Crucially, Lourenço, while painting himself as a champion of change, has sabotaged his efforts by repeating certain past missteps. Even if the IMF says the opposite, the president’s pledge to expand the use of tenders so as to prevent conflicts of interest and corruption has been undermined by his recent tendency to award contracts and projects through mutually agreed upon orders.
Without a modern economic vision
“When he took office, he cancelled a series of contracts that José Eduardo dos Santos had awarded via the same process, so it’s hypocritical,” an Angolan legal expert told us. The decision announced in January to ink a concession agreement with DP World, following an international tender process, for the operation of the multipurpose terminal at the Port of Luanda, can easily overshadow the government’s other widely criticised moves.

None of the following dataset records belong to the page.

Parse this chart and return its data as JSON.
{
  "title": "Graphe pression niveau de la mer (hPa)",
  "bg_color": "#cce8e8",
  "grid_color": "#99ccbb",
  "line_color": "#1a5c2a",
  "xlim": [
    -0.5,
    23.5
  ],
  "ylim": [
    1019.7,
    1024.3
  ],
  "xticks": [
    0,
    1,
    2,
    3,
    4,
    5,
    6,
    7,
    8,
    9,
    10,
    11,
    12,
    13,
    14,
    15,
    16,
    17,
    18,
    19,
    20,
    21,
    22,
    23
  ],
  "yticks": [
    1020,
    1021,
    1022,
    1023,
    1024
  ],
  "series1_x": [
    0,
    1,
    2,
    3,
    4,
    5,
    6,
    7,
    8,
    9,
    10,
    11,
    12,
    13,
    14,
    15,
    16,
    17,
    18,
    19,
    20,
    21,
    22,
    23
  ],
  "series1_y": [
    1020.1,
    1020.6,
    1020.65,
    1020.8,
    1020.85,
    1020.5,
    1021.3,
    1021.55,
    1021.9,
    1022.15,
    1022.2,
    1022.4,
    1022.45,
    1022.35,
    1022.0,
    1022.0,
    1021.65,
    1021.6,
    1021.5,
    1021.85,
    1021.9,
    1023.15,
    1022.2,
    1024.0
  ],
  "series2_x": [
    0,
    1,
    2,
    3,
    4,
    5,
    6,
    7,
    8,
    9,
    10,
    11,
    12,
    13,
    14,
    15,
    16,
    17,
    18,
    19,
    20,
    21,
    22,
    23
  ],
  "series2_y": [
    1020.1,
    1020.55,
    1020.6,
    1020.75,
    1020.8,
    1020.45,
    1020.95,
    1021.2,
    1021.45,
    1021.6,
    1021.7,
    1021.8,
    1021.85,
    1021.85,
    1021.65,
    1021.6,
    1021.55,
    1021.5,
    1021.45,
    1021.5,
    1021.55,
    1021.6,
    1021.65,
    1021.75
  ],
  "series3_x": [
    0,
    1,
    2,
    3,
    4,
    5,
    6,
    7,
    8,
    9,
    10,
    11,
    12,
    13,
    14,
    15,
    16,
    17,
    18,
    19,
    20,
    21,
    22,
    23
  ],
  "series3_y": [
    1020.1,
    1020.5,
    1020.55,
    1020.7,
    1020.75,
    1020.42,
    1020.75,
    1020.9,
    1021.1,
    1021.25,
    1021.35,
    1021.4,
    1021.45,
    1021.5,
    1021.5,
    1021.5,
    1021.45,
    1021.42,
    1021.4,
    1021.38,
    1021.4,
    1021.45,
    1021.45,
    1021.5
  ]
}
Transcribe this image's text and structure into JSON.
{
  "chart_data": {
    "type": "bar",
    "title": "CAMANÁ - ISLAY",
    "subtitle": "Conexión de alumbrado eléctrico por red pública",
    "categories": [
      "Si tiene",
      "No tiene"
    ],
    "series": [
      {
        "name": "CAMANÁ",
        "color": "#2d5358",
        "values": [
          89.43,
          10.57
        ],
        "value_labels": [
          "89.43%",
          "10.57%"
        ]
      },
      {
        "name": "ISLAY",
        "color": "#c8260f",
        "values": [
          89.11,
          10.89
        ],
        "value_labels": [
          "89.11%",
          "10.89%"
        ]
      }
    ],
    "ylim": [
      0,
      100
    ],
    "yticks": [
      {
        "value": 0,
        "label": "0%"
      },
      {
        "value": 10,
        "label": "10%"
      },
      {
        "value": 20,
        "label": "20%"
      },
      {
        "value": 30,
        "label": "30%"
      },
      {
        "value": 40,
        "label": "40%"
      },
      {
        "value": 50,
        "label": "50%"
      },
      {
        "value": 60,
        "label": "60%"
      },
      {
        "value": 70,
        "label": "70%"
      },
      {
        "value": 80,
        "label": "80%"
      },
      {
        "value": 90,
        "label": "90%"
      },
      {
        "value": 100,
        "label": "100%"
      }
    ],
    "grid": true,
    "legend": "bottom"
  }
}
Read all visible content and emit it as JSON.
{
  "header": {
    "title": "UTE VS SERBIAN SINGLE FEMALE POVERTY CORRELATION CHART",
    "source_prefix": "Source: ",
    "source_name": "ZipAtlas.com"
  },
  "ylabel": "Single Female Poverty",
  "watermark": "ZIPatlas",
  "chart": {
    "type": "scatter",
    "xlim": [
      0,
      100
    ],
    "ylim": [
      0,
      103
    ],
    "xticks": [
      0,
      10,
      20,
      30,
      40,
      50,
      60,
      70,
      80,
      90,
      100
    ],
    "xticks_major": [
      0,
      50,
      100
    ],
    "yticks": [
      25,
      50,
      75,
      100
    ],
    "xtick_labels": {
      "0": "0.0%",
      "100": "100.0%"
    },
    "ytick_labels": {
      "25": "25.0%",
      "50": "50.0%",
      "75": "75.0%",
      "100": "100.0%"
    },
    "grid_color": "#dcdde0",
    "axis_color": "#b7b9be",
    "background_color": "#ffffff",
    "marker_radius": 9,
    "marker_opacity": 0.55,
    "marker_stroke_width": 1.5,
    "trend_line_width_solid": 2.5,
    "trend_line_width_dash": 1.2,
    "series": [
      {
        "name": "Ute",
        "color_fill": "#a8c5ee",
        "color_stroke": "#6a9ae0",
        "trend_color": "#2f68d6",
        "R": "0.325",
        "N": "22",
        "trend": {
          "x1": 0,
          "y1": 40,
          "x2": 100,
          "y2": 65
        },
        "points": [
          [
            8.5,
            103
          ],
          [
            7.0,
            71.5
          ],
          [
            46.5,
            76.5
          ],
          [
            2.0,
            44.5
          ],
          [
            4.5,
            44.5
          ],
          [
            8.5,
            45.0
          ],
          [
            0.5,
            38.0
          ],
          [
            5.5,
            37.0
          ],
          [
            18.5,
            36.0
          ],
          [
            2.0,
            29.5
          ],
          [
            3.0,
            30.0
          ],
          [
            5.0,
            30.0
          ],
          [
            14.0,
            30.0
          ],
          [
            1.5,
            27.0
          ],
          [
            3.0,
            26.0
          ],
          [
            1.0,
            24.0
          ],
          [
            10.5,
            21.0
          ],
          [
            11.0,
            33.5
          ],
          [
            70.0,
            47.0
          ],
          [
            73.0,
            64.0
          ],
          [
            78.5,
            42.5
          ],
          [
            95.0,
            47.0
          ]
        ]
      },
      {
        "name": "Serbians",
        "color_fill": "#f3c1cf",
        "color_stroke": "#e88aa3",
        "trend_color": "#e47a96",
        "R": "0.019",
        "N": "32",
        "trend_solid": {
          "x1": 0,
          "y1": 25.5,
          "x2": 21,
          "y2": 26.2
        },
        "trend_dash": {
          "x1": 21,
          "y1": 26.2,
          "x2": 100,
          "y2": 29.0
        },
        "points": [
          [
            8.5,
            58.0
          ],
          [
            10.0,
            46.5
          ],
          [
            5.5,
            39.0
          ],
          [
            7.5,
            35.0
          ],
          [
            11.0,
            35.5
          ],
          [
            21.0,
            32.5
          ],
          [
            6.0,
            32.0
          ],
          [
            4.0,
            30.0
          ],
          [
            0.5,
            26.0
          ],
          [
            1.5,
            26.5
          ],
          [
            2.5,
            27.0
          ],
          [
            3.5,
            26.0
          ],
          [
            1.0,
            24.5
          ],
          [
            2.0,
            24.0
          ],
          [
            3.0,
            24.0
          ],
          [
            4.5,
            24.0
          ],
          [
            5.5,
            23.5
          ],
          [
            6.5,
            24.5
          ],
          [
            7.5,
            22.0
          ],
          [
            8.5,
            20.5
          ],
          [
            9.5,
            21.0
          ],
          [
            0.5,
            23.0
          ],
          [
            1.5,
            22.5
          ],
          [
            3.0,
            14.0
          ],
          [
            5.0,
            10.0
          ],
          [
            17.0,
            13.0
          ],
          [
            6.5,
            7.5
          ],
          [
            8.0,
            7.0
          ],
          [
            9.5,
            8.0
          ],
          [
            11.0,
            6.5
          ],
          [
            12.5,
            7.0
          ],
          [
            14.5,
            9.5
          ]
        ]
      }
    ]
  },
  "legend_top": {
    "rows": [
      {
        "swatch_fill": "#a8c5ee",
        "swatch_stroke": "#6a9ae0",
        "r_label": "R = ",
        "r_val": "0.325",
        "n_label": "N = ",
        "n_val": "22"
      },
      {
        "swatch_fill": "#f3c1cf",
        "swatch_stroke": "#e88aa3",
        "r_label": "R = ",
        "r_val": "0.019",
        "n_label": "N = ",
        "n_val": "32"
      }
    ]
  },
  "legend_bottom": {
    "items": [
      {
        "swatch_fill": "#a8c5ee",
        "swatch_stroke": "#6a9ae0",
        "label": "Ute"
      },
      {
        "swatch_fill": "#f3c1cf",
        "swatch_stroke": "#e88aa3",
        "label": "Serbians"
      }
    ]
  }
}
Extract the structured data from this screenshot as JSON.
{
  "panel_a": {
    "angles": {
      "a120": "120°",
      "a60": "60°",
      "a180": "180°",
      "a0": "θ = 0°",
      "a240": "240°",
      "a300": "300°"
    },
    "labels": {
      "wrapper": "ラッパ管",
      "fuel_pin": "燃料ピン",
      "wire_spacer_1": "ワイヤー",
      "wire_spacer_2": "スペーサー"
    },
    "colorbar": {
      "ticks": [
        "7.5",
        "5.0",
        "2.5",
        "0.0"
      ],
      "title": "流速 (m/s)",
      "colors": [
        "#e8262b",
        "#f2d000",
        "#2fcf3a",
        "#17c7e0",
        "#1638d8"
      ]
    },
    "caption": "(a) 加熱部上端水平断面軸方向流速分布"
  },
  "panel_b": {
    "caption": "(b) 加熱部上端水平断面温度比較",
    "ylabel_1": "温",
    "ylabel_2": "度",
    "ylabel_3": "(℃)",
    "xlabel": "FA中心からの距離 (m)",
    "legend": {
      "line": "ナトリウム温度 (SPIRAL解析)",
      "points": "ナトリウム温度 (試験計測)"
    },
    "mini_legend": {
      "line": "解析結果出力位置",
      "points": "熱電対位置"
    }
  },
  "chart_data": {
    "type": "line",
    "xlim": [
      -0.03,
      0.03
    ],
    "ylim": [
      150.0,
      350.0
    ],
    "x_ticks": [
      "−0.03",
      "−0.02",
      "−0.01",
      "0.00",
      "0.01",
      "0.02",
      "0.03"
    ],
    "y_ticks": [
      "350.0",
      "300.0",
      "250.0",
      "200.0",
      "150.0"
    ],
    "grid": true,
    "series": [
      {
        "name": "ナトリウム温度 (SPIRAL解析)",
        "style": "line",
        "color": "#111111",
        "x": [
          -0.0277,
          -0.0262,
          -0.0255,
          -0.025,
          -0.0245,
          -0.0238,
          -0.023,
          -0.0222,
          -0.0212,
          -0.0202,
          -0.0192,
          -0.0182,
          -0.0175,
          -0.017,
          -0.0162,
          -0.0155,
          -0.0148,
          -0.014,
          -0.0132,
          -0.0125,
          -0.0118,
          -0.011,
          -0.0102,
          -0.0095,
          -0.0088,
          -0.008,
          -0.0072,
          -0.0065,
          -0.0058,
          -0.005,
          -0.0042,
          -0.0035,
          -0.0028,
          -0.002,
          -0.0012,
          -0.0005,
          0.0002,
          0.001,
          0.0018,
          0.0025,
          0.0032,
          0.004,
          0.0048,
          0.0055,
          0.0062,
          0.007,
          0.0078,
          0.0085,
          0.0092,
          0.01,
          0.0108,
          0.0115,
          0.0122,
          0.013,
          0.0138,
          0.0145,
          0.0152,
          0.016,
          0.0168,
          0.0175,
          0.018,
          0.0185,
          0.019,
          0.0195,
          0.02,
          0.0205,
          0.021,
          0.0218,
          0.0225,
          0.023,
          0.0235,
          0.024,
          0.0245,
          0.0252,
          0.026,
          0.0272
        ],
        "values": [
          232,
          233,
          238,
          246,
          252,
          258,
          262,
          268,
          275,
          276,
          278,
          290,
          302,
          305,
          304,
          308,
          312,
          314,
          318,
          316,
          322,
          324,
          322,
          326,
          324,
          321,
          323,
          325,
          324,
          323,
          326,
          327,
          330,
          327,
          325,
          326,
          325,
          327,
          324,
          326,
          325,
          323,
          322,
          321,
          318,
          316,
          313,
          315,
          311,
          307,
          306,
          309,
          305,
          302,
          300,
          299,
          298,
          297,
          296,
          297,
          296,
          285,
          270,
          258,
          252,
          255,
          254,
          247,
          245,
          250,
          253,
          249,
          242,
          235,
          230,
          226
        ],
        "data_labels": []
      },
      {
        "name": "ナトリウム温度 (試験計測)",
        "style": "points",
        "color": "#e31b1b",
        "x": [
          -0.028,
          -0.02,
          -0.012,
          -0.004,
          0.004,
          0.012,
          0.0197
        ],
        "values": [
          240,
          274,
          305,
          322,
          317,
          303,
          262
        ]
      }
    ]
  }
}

For instance, an estimated $650m worth of construction projects have been awarded through a simplified procedure, i.e., non-competitively, to the Angolan company Omatapalo, while the Barra do Dande terminal project was awarded directly; even though a firm owned by the former president’s daughter, Isabel dos Santos, had been excluded from consideration for the same reason.
For many, these pitfalls reflect the bitter reality that without a modern economic vision for Angola, real reform is impossible. Indeed, despite the promise and rhetoric of change, the foundations of the economy – which blends a Marxist heritage with distortions created by the country’s oil wealth – remain unchanged.
Although President Lourenço encourages private sector growth, the state continues to be the driving force behind Angola’s economy. While the anti-corruption drive is in full focus, the ministry of justice, which plays a key role in the effort, has a smaller budget than that of the president’s security services.
Lourenço is pushing to expand farming, fishing and tourism so as to diversify the economy and end its reliance on oil revenues. But with the country’s legislative body passing a law that permits oil exploration activities in protected nature areas, there are clear policy contradictions. If a change in mindset – or ‘programming’, as some in Luanda say – may not happen overnight for a president who studied military science and history in Soviet-era Russia during the Cold War, what Angola has, for now, is a shaky presidency that fuels disappointment and frustration.